Review: The Walled City by Ryan Graudin

18196040The Walled City by Ryan Graudin
Genre: Realistic Dystopian
Published by: Indigo
Pages: 424
Format: Paperback
Rating: ★★.5

I was super excited to get my hands on The Walled City considering Wolf by Wolf was one of my absolute favourites of the year. However, this book has showed me that just because you gelled with an author on one of their books, doesn’t guarantee that you’re going to like them all. I put my distaste of this book mostly down to the subject matters – it’s not exactly what I would describe as enjoyable.

PLOT: Jin Ling has created a new identity for herself so that she can enter The Walled City in search for her older sister who was sold when she was younger to be a brothel girl. Mei Yee yearns to be anywhere outside of the small room she’s imprisoned in. She lives in a brothel and dreams of her lost younger sister. Dai doesn’t want to get out of the Walled City, he wants to take it down. He finds an unlikely aid in the super fast runner Jin, and together they try and bust the cities biggest gang.

Okay. You see that right there? Can you already tell what the problem is? Because each of the characters gets a perspective NOTHING is a surprise.

  • Jin’s looking for her sister and Mei Yee has lost her sister.
  • There’s a boy at Mei Yee’s window = Dai’s POV tells us he’s that boy.
  • Dai’s working with another boy = Jin’s disguised herself as that boy (aka the Mulan reveal is no surprise.

See what I’m getting at? The sheer amount of dramatic irony means that I was constantly waiting for the penny to drop for the other character. It also meant that there was quite a bit of repetition in the reveals because one character might know something and tell the audience (who already knows anyway) and then the next character might do the exact same thing. The construction of the plot and the character is definitely why I struggled to get through this book. It’s over 400 pages, and I’m telling you know that could’ve been cut down. The book tries to convince you that it’s fast paced by including a count down element, because Dai has 18 days to bust the gang otherwise he has no hope. 

Something to keep in mind before picking up The Walled City (other than the fact tension is NOT executed well at all) is that the book is really depressing. The Walled City is based on a similar area in Hong Kong that was thankfully destroyed.The research and atmosphere, on the other hand, is incredible (and the reason I added a half star.) I really felt like I was stuck on the streets of a city that doesn’t know light. And I pushed myself to read it just so that I could be done and get to the epilogue. Things just don’t go to plan for these characters. It’s Bad Thing after Horrible Situation. So, the tone was spot on, the pacing WAS NOT. 
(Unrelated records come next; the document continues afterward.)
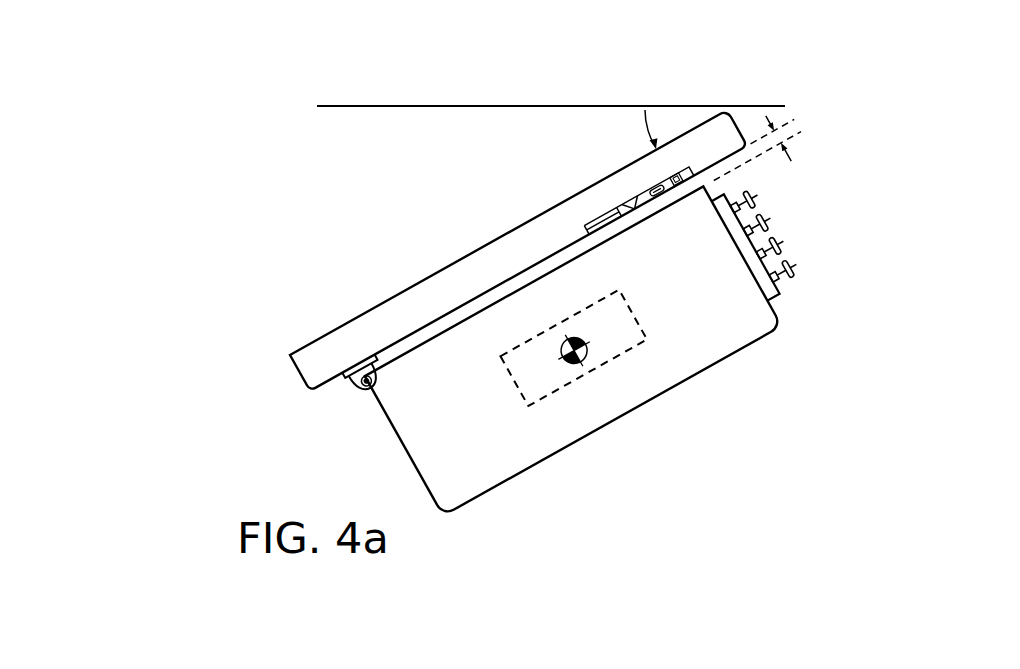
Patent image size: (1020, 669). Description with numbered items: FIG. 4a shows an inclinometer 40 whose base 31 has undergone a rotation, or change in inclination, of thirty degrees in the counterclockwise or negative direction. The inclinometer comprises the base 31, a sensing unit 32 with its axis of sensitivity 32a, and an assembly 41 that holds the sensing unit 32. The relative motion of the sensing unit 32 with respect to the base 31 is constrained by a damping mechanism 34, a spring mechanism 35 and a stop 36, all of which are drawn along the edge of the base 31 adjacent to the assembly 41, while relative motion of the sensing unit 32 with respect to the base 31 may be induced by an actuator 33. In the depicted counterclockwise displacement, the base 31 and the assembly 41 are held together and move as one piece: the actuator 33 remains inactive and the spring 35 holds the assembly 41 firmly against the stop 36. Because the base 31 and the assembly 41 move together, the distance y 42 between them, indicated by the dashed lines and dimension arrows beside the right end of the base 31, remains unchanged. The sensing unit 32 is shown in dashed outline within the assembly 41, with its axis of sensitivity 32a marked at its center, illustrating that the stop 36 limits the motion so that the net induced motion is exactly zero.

The hinge assembly 40 is at (177, 79).
The sensor base 31 is at (341, 345).
The sensing unit 32 is at (630, 343).
The axis of sensitivity 32a is at (566, 368).
The actuator 33 is at (597, 230).
The damping mechanism 34 is at (695, 185).
The spring mechanism 35 is at (668, 217).
The stop 36 is at (634, 207).
The assembly 41 is at (752, 312).
The distance y 42 is at (800, 128).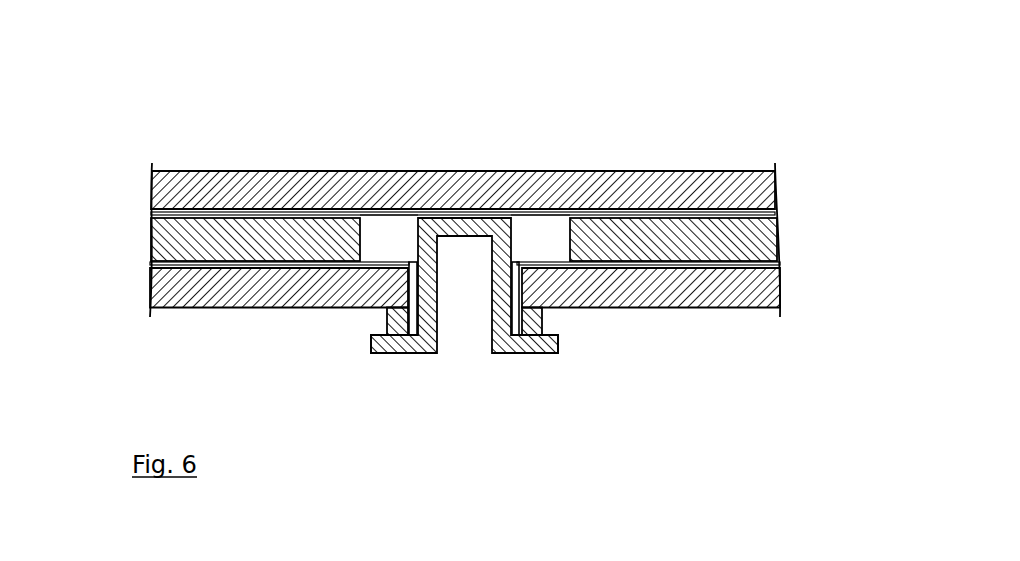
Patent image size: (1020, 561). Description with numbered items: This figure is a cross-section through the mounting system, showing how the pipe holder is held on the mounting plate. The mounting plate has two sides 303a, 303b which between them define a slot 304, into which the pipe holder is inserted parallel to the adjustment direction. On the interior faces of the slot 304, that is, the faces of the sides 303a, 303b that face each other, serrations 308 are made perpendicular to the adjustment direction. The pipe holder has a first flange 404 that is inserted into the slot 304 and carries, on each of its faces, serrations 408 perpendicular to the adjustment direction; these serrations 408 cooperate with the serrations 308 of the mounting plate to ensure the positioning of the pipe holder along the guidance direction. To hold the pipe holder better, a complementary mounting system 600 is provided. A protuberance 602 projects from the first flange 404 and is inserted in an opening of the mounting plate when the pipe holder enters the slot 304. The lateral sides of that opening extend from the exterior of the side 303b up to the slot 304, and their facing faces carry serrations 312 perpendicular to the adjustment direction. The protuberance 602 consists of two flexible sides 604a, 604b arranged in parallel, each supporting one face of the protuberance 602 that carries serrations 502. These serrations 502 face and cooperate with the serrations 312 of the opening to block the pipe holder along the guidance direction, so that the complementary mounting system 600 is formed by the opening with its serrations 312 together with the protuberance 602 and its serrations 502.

The side 303a is at (665, 185).
The side 303b is at (760, 295).
The slot 304 is at (553, 243).
The serrations 308 is at (372, 267).
The serrations 312 is at (405, 298).
The first flange 404 is at (150, 244).
The serrations 408 is at (157, 215).
The serrations 502 is at (521, 262).
The complementary mounting system 600 is at (608, 387).
The protuberance 602 is at (442, 403).
The flexible side 604a is at (432, 320).
The flexible side 604b is at (497, 313).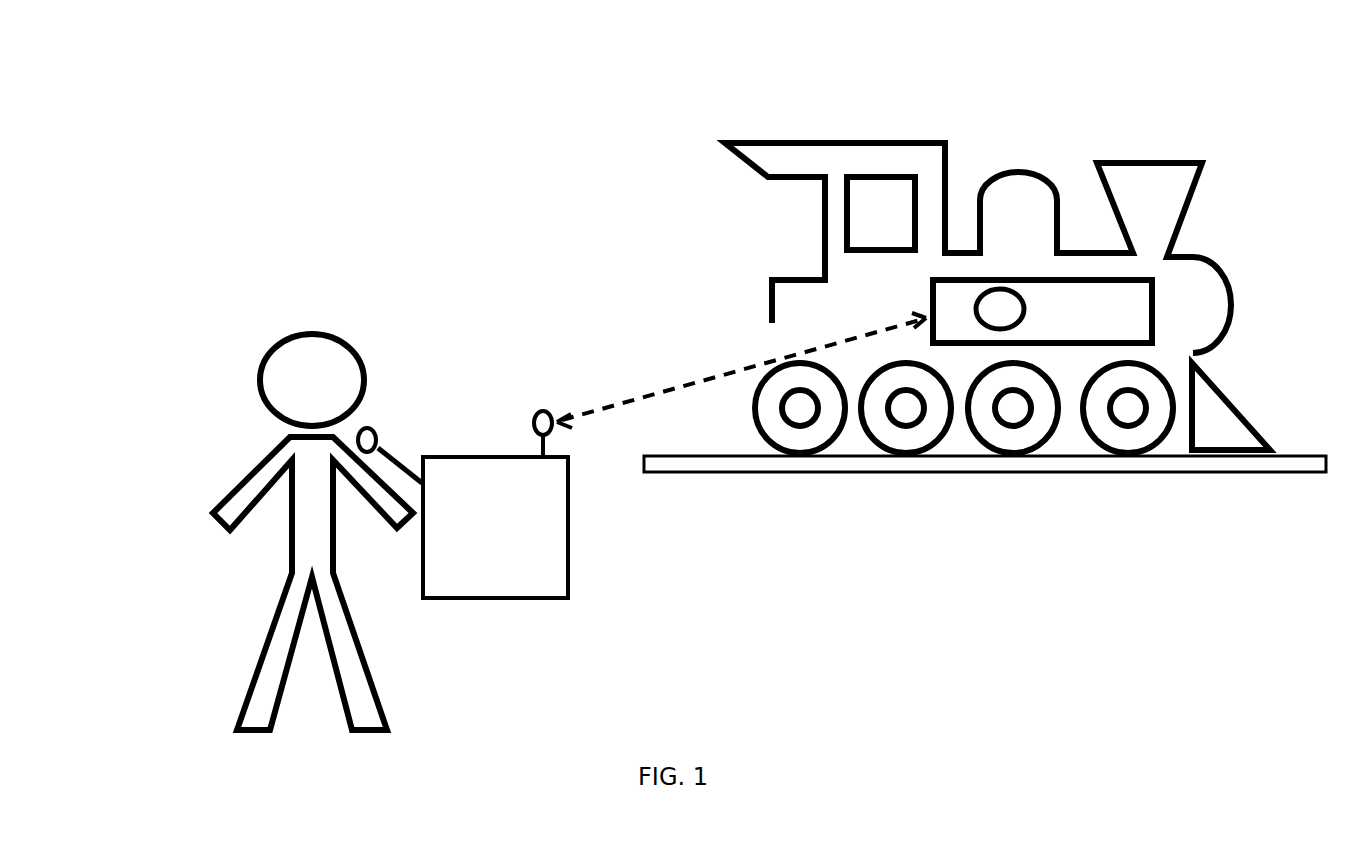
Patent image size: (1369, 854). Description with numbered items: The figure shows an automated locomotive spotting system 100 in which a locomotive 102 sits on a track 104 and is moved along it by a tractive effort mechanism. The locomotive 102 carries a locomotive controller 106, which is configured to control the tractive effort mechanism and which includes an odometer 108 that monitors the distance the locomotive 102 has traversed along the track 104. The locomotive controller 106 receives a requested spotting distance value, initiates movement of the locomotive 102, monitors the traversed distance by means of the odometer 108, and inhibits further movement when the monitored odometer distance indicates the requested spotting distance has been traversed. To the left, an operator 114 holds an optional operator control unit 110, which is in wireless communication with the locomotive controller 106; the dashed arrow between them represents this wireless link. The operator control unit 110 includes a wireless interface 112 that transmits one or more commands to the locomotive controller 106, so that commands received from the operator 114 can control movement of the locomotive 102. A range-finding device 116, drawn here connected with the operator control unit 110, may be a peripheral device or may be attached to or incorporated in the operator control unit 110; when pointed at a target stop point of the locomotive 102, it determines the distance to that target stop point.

I feel like this review is more of a PSA for this book. Basically, it wasn’t anywhere as good as Wolf by Wolf which did everything this book did, but way more successfully. Overall, I would recommend reading Wolf by Wolf instead. But, if anything, I’ve learned a valuable lesson that not everything that an amazing author writes is going to be great. Read The Walled City at your own risk.